Q:  Who are people you would point out that you look up to?

I think that there’s two people I would name, and that is Archbishop Tutu and Nelson Mandela. And the reason is that with Nelson Mandela , he spent 28 years in prison, comes out of prison, and not only forgives his captors and forgives the white community that had done terrible things to the black community in South Africa, (but) brings him into his cabinet. (He) unites the country. And those white people who committed those terrible atrocities, instead of sending them to the electric chair, Archbishop Tutu set up truthful reconciliation courts where there are people who come voluntarily to the courts to ask for forgiveness and apologize to the relatives of the people they’ve done these horrible crimes to.

And in that way, the country was united, and it’s a wonderful country to visit, that was the result.
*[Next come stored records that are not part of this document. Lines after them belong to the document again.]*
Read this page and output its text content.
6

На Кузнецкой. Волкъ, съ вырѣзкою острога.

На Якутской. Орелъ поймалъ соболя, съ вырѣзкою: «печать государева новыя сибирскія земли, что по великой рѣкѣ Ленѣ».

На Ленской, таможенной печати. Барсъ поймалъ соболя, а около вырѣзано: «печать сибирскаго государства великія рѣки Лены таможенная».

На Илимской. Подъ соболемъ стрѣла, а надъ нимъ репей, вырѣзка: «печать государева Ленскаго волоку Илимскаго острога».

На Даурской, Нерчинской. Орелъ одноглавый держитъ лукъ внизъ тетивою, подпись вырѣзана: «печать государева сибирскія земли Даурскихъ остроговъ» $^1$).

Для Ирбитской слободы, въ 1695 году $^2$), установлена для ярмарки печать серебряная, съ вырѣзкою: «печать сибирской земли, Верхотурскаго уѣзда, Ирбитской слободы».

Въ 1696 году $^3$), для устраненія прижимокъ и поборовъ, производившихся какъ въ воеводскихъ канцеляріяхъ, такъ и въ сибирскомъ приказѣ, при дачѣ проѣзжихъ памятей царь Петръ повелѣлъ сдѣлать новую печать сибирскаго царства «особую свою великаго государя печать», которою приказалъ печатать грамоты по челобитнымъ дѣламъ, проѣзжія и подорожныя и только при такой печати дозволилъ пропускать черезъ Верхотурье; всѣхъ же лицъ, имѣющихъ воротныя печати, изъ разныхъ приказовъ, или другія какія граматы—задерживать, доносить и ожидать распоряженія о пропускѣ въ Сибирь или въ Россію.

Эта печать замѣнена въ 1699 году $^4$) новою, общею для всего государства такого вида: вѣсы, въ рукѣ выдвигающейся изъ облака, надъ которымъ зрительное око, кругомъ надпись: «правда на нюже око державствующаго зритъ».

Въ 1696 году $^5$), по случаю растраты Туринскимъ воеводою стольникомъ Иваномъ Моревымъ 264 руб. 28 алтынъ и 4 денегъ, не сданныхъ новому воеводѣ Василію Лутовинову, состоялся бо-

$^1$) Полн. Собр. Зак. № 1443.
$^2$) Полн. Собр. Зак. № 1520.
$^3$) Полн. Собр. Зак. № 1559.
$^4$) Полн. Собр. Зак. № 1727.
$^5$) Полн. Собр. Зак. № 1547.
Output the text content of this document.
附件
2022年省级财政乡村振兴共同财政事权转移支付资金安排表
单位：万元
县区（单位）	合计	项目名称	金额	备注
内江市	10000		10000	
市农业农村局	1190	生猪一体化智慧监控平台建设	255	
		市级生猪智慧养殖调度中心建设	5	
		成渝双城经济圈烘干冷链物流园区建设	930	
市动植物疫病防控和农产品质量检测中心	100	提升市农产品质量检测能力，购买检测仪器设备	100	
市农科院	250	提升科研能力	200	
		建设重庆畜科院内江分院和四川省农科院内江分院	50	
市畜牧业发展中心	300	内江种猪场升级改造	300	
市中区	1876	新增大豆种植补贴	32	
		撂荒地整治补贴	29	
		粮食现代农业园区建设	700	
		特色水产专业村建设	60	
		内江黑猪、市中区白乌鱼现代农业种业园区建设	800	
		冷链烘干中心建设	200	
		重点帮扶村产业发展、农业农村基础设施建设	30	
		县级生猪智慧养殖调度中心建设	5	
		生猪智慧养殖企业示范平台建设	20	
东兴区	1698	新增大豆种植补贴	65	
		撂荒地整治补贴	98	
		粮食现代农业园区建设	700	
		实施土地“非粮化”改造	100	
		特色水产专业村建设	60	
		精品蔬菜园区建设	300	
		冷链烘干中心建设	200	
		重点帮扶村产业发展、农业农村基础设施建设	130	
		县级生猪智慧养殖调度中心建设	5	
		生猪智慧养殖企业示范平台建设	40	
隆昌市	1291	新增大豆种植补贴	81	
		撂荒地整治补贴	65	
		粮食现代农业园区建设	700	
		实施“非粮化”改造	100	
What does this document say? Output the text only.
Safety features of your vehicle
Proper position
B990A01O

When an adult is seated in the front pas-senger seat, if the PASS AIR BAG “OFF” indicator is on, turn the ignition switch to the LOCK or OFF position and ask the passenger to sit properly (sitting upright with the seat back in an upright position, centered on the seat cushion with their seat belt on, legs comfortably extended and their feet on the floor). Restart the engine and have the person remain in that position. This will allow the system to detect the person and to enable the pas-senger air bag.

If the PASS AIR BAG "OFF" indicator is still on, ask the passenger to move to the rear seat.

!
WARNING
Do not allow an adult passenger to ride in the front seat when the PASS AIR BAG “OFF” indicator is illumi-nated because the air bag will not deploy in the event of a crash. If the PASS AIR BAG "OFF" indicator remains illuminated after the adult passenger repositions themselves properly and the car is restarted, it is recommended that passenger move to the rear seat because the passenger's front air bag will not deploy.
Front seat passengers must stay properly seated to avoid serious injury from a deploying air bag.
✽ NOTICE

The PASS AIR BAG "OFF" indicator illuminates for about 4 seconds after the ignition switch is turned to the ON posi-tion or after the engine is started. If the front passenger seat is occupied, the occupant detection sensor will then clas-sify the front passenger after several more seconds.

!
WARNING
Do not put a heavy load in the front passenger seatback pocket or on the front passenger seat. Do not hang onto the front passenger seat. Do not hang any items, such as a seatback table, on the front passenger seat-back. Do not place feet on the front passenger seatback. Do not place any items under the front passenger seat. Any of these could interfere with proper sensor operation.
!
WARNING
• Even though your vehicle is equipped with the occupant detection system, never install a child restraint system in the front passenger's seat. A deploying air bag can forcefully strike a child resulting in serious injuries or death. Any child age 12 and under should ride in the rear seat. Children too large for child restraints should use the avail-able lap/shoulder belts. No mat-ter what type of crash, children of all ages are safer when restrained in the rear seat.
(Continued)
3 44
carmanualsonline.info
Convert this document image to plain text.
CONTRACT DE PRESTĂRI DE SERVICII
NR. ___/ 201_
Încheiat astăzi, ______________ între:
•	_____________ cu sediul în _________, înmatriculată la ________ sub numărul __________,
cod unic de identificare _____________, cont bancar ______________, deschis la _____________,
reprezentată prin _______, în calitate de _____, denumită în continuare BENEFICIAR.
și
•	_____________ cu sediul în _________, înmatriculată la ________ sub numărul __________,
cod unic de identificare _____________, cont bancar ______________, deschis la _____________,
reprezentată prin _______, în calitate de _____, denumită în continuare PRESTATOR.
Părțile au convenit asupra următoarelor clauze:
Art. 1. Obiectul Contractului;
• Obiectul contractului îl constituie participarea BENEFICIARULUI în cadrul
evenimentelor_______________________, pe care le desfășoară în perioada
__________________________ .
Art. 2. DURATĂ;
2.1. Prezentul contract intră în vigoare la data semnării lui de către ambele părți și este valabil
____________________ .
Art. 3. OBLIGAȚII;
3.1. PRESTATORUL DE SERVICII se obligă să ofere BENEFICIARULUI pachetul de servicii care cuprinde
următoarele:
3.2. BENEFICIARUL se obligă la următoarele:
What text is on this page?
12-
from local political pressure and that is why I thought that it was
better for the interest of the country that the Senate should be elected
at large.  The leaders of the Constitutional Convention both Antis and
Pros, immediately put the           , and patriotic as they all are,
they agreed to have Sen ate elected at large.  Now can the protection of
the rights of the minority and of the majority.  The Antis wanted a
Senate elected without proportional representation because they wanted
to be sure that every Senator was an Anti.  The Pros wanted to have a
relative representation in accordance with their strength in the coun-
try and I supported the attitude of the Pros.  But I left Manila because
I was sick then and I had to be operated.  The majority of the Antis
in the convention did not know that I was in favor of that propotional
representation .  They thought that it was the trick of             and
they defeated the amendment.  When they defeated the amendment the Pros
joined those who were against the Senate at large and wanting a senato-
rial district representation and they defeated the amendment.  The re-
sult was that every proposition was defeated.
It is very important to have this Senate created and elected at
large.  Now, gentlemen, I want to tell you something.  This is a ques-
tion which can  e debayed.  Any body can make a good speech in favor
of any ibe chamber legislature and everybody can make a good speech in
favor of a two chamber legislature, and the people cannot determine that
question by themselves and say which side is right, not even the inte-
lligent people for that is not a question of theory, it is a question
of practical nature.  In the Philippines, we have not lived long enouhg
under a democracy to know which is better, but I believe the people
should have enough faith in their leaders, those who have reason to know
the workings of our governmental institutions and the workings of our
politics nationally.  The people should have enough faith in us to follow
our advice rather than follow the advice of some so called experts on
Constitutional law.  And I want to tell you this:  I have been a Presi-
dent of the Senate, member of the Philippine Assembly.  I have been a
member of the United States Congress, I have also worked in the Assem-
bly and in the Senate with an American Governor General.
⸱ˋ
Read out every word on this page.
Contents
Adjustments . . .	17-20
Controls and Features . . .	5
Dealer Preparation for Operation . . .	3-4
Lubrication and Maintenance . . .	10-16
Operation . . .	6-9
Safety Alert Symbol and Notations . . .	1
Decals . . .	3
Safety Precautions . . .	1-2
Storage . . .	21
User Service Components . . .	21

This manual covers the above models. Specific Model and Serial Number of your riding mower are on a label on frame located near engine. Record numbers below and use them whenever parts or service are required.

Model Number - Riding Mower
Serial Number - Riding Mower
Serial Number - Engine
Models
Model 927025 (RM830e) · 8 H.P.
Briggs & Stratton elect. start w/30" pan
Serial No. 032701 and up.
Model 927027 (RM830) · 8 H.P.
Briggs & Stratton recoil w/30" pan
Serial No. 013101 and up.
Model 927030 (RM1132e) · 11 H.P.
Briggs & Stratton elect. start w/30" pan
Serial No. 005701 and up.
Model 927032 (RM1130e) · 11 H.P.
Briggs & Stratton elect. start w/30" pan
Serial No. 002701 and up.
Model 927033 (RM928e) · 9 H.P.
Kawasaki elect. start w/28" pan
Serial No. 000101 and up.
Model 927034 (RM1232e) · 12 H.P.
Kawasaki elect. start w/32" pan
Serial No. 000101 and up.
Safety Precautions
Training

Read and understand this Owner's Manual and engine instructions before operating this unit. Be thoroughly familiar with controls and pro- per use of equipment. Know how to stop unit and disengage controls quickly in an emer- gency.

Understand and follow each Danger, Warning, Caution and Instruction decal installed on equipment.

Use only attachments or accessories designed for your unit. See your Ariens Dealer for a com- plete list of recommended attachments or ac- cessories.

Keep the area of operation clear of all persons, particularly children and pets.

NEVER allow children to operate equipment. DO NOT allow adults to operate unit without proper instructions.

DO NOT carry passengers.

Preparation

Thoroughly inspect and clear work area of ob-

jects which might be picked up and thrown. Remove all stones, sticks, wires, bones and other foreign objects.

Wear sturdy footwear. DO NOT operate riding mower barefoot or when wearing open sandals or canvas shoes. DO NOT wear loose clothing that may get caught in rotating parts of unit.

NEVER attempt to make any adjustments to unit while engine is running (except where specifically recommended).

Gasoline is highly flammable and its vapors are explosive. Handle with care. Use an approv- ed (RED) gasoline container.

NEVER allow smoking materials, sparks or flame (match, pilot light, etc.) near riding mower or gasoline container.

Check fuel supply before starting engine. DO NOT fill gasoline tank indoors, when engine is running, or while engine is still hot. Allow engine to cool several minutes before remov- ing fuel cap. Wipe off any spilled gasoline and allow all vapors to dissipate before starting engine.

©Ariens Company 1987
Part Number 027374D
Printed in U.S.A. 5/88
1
I think they’ve set a fantastic example for all of us. I think all of us in this room, after today, could just ring up the one person we’ve fallen out with in life, an ex-partner or whatever, and just invite them out and befriend them again, even if you don’t think it’s your fault (and) you think it’s their fault. It would make the world a better place. They set a great example in that way.

Q: How many hours a night do you sleep? And what is it that makes you realize it’s time to pull back and move on to the next thing?

Often, that’s (when) the money has run out. My wife has been exhausted in mortgaging the home one too many times. Fortunately, I think we’re just past that stage now.

I actually need a good night’s sleep. I find that people that manage to sleep well for three or four hours, it’s something I can’t do. I need a good seven hours, seven hours of sleep if I can. I think being healthy and fit is incredibly important. … Finding time to look after yourself, tennis, kites, that sort of thing, finding fun ways of keeping fit, I think is very important.

Q: Aside from business, what has been the scariest moment in your adventures?  What’s next?

On attempts to balloon around the world … (I) generally ended up with a helicopter pulling me out of the sea. I think it happened on five different occasions. It can be quite lonely when you are going along at 30,000 feet in a jet stream. You’ve suddenly dropped half of your fuel and you are just heading off across the Pacific. You are determinedly hoping that you can get to Los Angeles, which we were heading for in that particular case.

Fortunately — this is where luck plays a good part in life — the winds went up from about 100 miles mph to 250 mph and we did cross the Pacific. We missed L.A. by 3,000 miles (and) ended up in the Arctic, but nearly proved that we actually crossed the Pacific, and we were the first people to cross the Pacific. …

It was great fun, but it also helped Virgin Brands get on the map and get an edge. Apart from the space travel, the next exciting area we are looking at is exploring the depths of the oceans, which are not explored. The Puertorican Trench, which is five miles from our island, is the deepest place in the Atlantic. It’s 28,000 feet down, and no one has been down it more than 300 or 400 feet. We have no idea what kinds of species are at the bottom there. And there are other incredible places, which are deeper as Everest is high. The technological problem of building a submarine to go down to 35,000 foot is vast. It’s something like 1,500 times the pressure that an airplane is subjected to. So that’s a challenge we’d love to see if we can overcome.

Q: What would you tell us we should invest in?

I think the most important area to invest in is clean energy. There are plenty of people in American who are not great leaders in global warming. … I personally think the world does have problem, and we’ve got to do something about it as quickly as possible. What is absolute fact is that we are depleting our natural resources very quickly, and the demand for oil is going to exceed supply within the decade unless we hurry and come up with alternative sources of energy. Energy is the lifeblood of everything we do. Any area of energy, preferably clean energy, there’s money to be made and there’s a world to be saved. So give it a god.